Around each of the mountains - most of the mountains - as well as stories like that you get tales from Tours and Giri past, grounding these climbs in what they mean for the two cyclists. As Graeme Fife showed with the first edition of his Tour de France book - and Tim Moore in French Revolutions (or in his forthcoming Giro book) - the personal adventure is an efficient way to dip in and out of cycling history and root that history in geography. Or even, if you want to get all Iain Sinclair about this, psychogeography.

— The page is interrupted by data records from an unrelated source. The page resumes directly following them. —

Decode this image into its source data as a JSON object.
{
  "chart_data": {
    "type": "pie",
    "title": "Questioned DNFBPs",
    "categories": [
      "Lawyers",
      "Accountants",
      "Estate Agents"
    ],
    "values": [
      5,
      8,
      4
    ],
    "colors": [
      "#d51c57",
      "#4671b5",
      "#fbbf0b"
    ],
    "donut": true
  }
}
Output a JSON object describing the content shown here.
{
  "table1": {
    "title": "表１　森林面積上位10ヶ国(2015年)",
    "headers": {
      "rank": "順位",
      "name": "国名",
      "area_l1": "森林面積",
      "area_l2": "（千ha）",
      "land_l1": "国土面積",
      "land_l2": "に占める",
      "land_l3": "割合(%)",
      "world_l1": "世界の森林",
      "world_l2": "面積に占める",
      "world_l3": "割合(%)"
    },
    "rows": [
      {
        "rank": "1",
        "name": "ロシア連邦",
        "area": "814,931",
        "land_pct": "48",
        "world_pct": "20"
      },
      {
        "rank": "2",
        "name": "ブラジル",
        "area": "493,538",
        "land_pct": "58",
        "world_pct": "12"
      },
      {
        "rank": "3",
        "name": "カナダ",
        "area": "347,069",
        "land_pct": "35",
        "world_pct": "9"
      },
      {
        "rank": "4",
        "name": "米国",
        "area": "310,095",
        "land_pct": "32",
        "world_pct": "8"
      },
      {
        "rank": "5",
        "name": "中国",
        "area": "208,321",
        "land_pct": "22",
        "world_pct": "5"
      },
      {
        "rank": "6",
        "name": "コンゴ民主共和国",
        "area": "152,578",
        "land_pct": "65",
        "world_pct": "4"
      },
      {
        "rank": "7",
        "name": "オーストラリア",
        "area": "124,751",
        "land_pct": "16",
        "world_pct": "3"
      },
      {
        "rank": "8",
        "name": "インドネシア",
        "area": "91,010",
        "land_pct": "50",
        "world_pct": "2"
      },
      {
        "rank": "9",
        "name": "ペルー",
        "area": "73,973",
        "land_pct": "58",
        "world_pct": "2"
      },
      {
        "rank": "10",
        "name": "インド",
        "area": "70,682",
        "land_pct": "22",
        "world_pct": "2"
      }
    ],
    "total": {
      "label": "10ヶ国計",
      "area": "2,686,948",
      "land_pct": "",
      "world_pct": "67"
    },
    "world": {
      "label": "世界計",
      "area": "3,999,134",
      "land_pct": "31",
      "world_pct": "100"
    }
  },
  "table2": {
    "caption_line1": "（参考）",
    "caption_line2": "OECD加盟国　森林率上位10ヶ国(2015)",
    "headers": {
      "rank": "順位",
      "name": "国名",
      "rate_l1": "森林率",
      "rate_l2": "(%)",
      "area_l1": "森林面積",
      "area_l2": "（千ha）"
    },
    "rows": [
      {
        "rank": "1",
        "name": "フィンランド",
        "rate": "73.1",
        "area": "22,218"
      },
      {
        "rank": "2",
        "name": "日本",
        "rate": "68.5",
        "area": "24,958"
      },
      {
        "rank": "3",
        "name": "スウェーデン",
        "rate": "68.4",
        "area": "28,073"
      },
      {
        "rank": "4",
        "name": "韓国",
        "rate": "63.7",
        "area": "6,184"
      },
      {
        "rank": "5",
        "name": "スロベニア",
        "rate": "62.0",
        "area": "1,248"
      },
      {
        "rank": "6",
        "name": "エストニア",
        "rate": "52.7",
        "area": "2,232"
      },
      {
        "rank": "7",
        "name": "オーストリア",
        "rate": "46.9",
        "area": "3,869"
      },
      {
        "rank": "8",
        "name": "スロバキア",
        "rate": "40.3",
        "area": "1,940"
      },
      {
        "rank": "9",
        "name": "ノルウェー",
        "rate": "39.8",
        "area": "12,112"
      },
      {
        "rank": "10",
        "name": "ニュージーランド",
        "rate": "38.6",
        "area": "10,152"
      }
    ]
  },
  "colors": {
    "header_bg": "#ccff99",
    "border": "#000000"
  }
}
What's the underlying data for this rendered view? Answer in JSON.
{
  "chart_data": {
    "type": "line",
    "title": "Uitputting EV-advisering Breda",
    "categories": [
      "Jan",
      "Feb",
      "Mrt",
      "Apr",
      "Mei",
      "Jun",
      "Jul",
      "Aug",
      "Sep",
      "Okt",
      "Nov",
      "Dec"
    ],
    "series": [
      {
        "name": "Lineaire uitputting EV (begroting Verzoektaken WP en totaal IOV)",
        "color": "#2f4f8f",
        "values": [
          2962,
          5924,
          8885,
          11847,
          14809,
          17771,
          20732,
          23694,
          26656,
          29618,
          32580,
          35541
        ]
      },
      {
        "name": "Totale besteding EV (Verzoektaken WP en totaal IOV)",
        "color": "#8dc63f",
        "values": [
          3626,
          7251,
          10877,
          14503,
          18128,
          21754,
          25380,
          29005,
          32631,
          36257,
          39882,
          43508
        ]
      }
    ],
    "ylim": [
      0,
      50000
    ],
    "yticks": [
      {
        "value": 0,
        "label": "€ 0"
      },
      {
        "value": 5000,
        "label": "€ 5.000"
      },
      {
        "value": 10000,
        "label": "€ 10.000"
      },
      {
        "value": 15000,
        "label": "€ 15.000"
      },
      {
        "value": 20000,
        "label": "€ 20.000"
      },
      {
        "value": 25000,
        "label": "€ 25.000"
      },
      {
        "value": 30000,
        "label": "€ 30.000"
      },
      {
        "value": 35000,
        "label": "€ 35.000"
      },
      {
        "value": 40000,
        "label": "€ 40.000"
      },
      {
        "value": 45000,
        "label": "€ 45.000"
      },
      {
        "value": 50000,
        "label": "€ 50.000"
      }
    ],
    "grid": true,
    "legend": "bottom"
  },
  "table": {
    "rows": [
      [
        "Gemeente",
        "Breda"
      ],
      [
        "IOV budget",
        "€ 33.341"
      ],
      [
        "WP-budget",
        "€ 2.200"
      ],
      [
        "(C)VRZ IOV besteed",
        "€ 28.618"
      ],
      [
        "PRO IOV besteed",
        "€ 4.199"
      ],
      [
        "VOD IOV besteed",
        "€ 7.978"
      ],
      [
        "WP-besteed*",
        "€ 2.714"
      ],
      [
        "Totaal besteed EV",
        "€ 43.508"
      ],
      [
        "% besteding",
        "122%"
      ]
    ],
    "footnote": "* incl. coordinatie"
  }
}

"The first I had seen of Plateau de Beille, indeed the first many cycling enthusiasts had seen of it, was during stage 11 of the 1998 Tour de France (of course, skiers had been visiting in droves long before the Tour first interrupted the Plateau's summer calm). Up until then, the climb to the ski station hadn't featured in any Tour route, although it had featured in a smaller race known as La Route du Sud. During that Tour stage, Pantani had used the climb as a springboard for his attack, sprinting away from the group of main contenders in a manner that suggested his right hand was gripped around a motorbike throttle (remember, cycling's reality has often existed within inverted commas). Only Jan Ullrich had been able to attempt a counter move but his large diesel engine proved insufficient to overcome Pantani's nimble, petrol-driven, fuel-injected flight: Pantani never once settled, always getting out the saddle to press harder on the pedals and kick the tempo higher; another acceleration and the elastic snapped; Ullrich was dropped. Pantani caught and passed the remnants of the day's earlier breakaway, won the stage and in the process chipped almost two minutes off Ullrich's lead - and still nobody had the diminutive Italian down as a potential Tour winner. "

The other thread, the disintegrating friendship, makes for interesting reading but is - perhaps - a bit mishandled. The adventure told here took place in 2004 and after the holiday ended the two friends were friends no more. So much so that Rae-Hansen's travelling companion is here given a pseudonym. With nearly a decade's distance it would have been nice had Rae-Hansen stepped back from the day-to-day moments and approached the breakdown from a distance, stripping away much of the melodrama to highlight the real drama of particular moments. As it is, there's enough there for the reader to work on, draw their own picture, but that's not particularly satisfying. Perhaps here an epilogue would also have helped, to explain what happened when the two returned to Scotland.

For the history and the geography - and even the imperfectly told disintegrating friendship - The Breakaway makes a good read, though as with climbing the mountains themselves, you'll find yourself slogging through some of the unnecessary daily melodramas.